Flashpoint specialists reported that in March 2018, the source codes of the PoS-Malwary TreasureHunter were published. Because of what there was a leak for certain, it is unknown, but experts believe that now it is necessary to expect the growth of PoS-malvari. Similar peaks of activity after the leakage of source codes have repeatedly demonstrated other threats, for example, the Zeus banker, the mobile banker BankBot, or the IoT-overload Mirai.

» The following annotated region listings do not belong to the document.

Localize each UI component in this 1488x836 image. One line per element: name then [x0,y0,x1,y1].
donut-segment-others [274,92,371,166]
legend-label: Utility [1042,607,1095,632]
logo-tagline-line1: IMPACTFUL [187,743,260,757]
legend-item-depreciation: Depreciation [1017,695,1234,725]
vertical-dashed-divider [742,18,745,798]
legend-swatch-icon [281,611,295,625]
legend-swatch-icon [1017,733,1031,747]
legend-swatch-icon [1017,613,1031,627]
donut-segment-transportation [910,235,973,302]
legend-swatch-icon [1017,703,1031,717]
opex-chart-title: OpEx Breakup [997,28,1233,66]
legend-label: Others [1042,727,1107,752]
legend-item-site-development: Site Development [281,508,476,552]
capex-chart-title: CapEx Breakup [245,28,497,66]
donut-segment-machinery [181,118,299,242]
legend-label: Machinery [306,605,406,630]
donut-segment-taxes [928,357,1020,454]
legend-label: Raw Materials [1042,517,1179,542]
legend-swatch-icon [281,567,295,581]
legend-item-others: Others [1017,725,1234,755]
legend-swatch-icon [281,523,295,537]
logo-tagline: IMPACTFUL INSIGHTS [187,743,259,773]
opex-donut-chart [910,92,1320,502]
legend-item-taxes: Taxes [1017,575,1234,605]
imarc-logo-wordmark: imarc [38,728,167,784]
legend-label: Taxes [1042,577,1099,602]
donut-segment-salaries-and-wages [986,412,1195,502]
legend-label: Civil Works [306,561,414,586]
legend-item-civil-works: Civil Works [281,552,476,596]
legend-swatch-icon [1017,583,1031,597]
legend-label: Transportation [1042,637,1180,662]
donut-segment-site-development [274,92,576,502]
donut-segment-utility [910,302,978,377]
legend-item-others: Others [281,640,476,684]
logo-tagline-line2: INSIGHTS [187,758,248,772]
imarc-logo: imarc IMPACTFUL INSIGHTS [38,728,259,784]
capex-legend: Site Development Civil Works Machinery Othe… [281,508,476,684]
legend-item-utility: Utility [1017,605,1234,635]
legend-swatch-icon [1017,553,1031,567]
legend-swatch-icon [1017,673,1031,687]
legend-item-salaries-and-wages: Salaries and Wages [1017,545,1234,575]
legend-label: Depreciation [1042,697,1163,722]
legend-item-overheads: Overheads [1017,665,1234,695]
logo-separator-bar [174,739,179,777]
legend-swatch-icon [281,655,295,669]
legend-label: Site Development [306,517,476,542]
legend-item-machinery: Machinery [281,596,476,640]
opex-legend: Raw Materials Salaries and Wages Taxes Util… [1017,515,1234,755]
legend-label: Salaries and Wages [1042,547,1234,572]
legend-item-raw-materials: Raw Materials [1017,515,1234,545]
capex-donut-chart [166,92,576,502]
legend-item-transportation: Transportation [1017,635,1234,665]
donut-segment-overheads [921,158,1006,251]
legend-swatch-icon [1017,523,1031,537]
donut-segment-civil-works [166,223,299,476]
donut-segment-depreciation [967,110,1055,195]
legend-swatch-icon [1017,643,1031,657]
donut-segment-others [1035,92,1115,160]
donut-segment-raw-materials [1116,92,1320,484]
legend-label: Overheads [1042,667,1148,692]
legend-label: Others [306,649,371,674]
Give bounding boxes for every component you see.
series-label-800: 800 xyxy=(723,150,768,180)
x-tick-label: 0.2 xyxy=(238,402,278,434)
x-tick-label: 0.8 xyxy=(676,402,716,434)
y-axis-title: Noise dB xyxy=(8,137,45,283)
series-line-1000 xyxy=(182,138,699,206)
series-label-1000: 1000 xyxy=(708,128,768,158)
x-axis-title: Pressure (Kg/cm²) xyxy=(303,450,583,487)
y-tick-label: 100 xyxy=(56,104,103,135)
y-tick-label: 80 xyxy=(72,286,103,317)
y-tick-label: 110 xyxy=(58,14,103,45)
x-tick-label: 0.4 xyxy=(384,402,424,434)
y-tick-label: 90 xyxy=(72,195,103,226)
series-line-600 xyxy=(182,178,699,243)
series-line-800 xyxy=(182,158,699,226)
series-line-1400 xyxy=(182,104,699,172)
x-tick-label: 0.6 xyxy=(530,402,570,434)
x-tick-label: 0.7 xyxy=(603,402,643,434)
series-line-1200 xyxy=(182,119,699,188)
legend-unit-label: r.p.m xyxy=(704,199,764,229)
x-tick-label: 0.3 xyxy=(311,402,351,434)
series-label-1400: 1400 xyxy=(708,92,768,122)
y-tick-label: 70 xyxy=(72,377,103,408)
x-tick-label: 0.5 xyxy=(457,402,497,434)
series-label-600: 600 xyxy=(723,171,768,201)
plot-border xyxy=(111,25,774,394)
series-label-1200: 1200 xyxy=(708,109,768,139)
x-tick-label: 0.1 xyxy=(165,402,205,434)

TreasureHunter has existed at least since 2014 and its authorship is attributed to the BearsInc grouping. Malware, like many other PoS threats, is used to attack Windows machines. By infecting them, TreasureHunter implements its DLL and registry key in the system to ensure a stable presence, and then searches for PoS-related processes. If malicious processes are of interest, the malware will steal information about bank cards from the memory of the infected machine and transfer it to the remote management server of the attackers.
Flashpoint experts write that similar TreasureHunter codes were published in an unnamed Russian-language hacker forum, and after a careful study of analytics companies have been able to confirm their authenticity. It should be noted that the threat can not be called a new one. The original TreasureHunter is written in pure C, without the use of C ++, and compiled in Visual Studio 2013 on Windows XP.
Although experts now predict that many imitators will appear on the basis of the TreasureHunter sources (according to the company, at underground forums are already actively discussing possible ways to improve and use malware), and the company’s specialists note that the code leak allows IB specialists to study the threat in more detail and develop more effective methods for combating it.